A condição salarial é caracterizada por uma situação social em que quase
todos são assalariados e a identidade social é definida pela posição ocupada na condição de
assalariado. A escala social possui uma graduação crescente, na qual, os assalariados
estabelecem sua identidade, realçando a diferença em relação ao escalão inferior e
almejando ascensão ao estrato superior. Nessa escala, a condição operária se encontra na
base.A sociedade salarial é movida pelas aspirações de promoção pelo consumo de bens e
riqueza, novas posições e oportunidades, ampliação dos direitos, garantias e proteções. O
período entre 1931 a 1975 marca o crescimento maciço da proporção de assalariado na
população ativa, sendo que 1975, o autor considera o ano da apoteose da sociedade salarial.
Para Castel, uma relação salarial moderna ou “fordista” comporta uma
forma de remuneração da força de trabalho,um modo disciplinar do trabalho que estabelece
o ritmo da produção e o quadro legal que estrutura a relação de trabalho. Assim, numa
mesma sociedade capitalista, a relação salarial pode assumir diferentes configurações.

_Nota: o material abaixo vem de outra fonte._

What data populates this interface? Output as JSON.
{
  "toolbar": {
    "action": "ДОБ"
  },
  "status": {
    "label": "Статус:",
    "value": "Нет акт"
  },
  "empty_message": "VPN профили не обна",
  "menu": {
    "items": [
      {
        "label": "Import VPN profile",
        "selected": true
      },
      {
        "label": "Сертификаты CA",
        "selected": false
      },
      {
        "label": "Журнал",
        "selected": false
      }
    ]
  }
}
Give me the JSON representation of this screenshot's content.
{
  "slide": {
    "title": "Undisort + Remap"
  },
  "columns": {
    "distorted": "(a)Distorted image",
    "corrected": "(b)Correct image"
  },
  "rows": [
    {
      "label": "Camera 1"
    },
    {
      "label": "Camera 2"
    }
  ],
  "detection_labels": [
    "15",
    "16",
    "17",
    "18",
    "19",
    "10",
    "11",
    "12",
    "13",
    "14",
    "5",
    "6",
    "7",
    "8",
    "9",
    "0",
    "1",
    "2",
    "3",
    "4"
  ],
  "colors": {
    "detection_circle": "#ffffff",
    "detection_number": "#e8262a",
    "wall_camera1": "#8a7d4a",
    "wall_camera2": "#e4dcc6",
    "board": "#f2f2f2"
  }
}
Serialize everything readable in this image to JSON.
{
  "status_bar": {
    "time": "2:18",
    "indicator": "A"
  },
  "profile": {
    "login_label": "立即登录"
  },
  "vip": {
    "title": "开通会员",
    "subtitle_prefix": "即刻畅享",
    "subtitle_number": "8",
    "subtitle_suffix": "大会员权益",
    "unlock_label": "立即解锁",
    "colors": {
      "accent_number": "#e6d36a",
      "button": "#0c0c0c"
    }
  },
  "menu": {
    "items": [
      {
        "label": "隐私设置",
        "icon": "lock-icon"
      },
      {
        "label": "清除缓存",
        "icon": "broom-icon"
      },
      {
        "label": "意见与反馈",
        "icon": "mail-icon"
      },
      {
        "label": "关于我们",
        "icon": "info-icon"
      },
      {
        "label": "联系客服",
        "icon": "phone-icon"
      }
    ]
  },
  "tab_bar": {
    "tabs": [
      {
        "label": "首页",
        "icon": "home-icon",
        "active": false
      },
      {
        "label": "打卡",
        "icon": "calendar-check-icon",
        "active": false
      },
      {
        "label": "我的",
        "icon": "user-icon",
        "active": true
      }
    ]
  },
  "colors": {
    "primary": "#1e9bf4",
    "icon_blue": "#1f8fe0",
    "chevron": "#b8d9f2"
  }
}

Neste capítulo VII, ele explicita as transformações que provocaram a passagem da relação
salarial, que prevalecia no início da industrialização, à relação salarial moderna, que
implica a reunião de cinco condições, a saber: a distinção entre os que trabalham
regularmente e os inativos ou os semi-ativos que devem ser excluídos do mercado de
trabalho ou integrados sob formas regulamentadas; a fixação do trabalhador em seu posto
de trabalho e a racionalização do processo de trabalho; o acesso ao consumo, por meio do
salário, tornando o operário um usuário da produção de massa; acesso à propriedade social
e aos serviços públicos; e, finalmente, a inscrição em um direito do trabalho que reconhece
o trabalhador como parte de um coletivo dotado de um estatuto social além da dimensão
puramente individual do contrato de trabalho. A reunião dessas condições, caracteriza a
relação salarial típica da sociedade salarial, cujo desenvolvimento se deu concomitante ao
desenvolvimento econômico e desenvolvimento do Estado Social. Dessa forma, além de
uma conexão de posições assalariadas, a sociedade salarial “é também um modo de gestão
política que associou a sociedade privada e a propriedade social, o desenvolvimento
econômico e a conquista dos direitos sociais, o mercado e o Estado” (p.478-479).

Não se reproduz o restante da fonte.